What type of pool lights do I need?

It depends on the type of light, but we currently use the smaller LED lights like the Globright or the Pal 2000 in our fiberglass pools and suggest that one light, at a minimum, will adequately illuminate a pool up to 30’ long. Pools longer than 30’ will require two lights. Please note that this is a bare minimum, most folks end up getting two lights in any pool, and some even have us install three on very large pools.

What are my lighting options and what are the pros and cons of each?
The predominant pool light on the market today is LED, but fiber optic lighting as well as incandescent lighting are also available. Let’s take a closer look at each.

LEDs


LED stands for Light Emitting Diodes, illuminated by the movement of electrons within a semiconductor material.LEDs have no filaments, so they emit no heat, also change colors and have several light show settings.LED bulbs have a very long life span…about 30,000 hours compared to the 5,000 hours of the incandescent and the 6,000 hours fiber optics. That’s the equivalent of SIX incandescent replacements and FIVE fiber optic replacements.

Fiber Optics


Fiber optic pool lights hit their peak in the early 2000s and have lost market share with the widespread use of LED technology.
The design of fiber optic pool light is unique in that the light bulb is actually located in a dry box on top of the pool patio.
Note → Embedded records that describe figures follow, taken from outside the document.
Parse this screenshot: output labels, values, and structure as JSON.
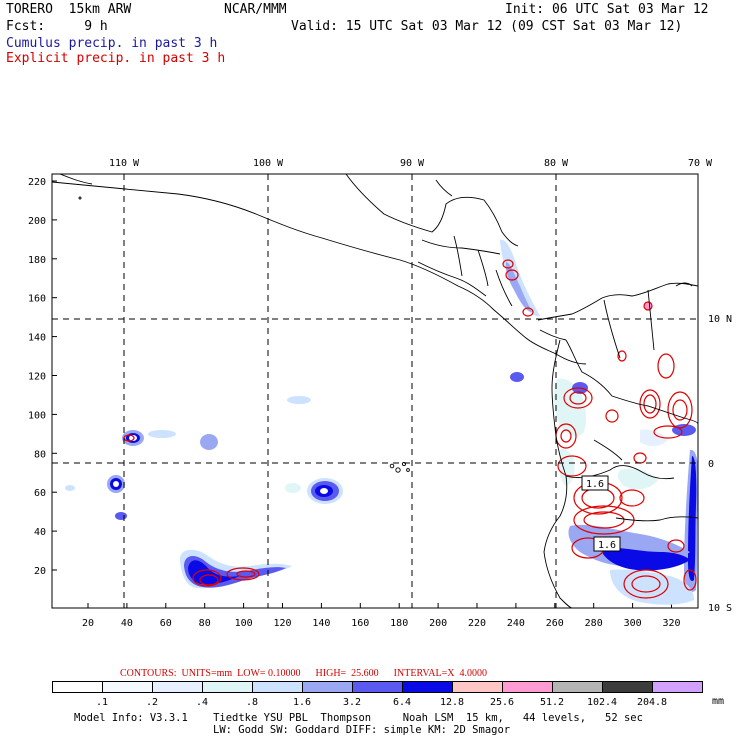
{
  "header": {
    "model": "TORERO  15km ARW",
    "org": "NCAR/MMM",
    "init": "Init: 06 UTC Sat 03 Mar 12",
    "fcst": "Fcst:     9 h",
    "valid": "Valid: 15 UTC Sat 03 Mar 12 (09 CST Sat 03 Mar 12)",
    "cumulus_label": "Cumulus precip. in past 3 h",
    "explicit_label": "Explicit precip. in past 3 h"
  },
  "colors": {
    "cumulus": "#1a1aa0",
    "explicit": "#d40000",
    "contour": "#e00000"
  },
  "map": {
    "lon_labels": [
      "110 W",
      "100 W",
      "90 W",
      "80 W",
      "70 W"
    ],
    "lat_labels": [
      "10 N",
      "0",
      "10 S"
    ],
    "y_ticks": [
      "220",
      "200",
      "180",
      "160",
      "140",
      "120",
      "100",
      "80",
      "60",
      "40",
      "20"
    ],
    "x_ticks": [
      "20",
      "40",
      "60",
      "80",
      "100",
      "120",
      "140",
      "160",
      "180",
      "200",
      "220",
      "240",
      "260",
      "280",
      "300",
      "320"
    ],
    "box_labels": [
      "1.6",
      "1.6"
    ]
  },
  "legend": {
    "contours_text": "CONTOURS:  UNITS=mm  LOW= 0.10000      HIGH=  25.600      INTERVAL=X  4.0000",
    "colors": [
      "#ffffff",
      "#f4f8ff",
      "#e6f0ff",
      "#e0f6f6",
      "#cce2ff",
      "#9aa8f4",
      "#5a5af0",
      "#0a0ae6",
      "#ffc6c6",
      "#ff9ad2",
      "#b4b4b4",
      "#3c3c3c",
      "#d2a0ff"
    ],
    "labels": [
      ".1",
      ".2",
      ".4",
      ".8",
      "1.6",
      "3.2",
      "6.4",
      "12.8",
      "25.6",
      "51.2",
      "102.4",
      "204.8"
    ],
    "unit": "mm"
  },
  "footer": {
    "line1": "Model Info: V3.3.1    Tiedtke YSU PBL  Thompson     Noah LSM  15 km,   44 levels,   52 sec",
    "line2": "LW: Godd SW: Goddard DIFF: simple KM: 2D Smagor"
  }
}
The light from this bulb travels through fiber optic cables a special fitting within the pool wall where the cable ends and the light shines out into the pool.
Some fiber optic lights have a color wheel located within the box which the light shines through, causing the light in the pool to change color.The major disadvantage of fiber optic lights is they are simply the least bright of all the lighting options.As we will see later, they are also very expensive, especially for the amount of light they emit.

Incandescents


Incandescents work by electrical current passing through a wire, known as filament, to heat up. The filament glows, producing the bright light associated with an incandescent bulb.
The first disadvantage of incandescent bulbs is that in order to change color, a colored lens must be placed over the pool light inside the pool. This was fine twenty years ago, but a bit antiquated today.
Second, the bulb life is much shorter than that of LED bulbs.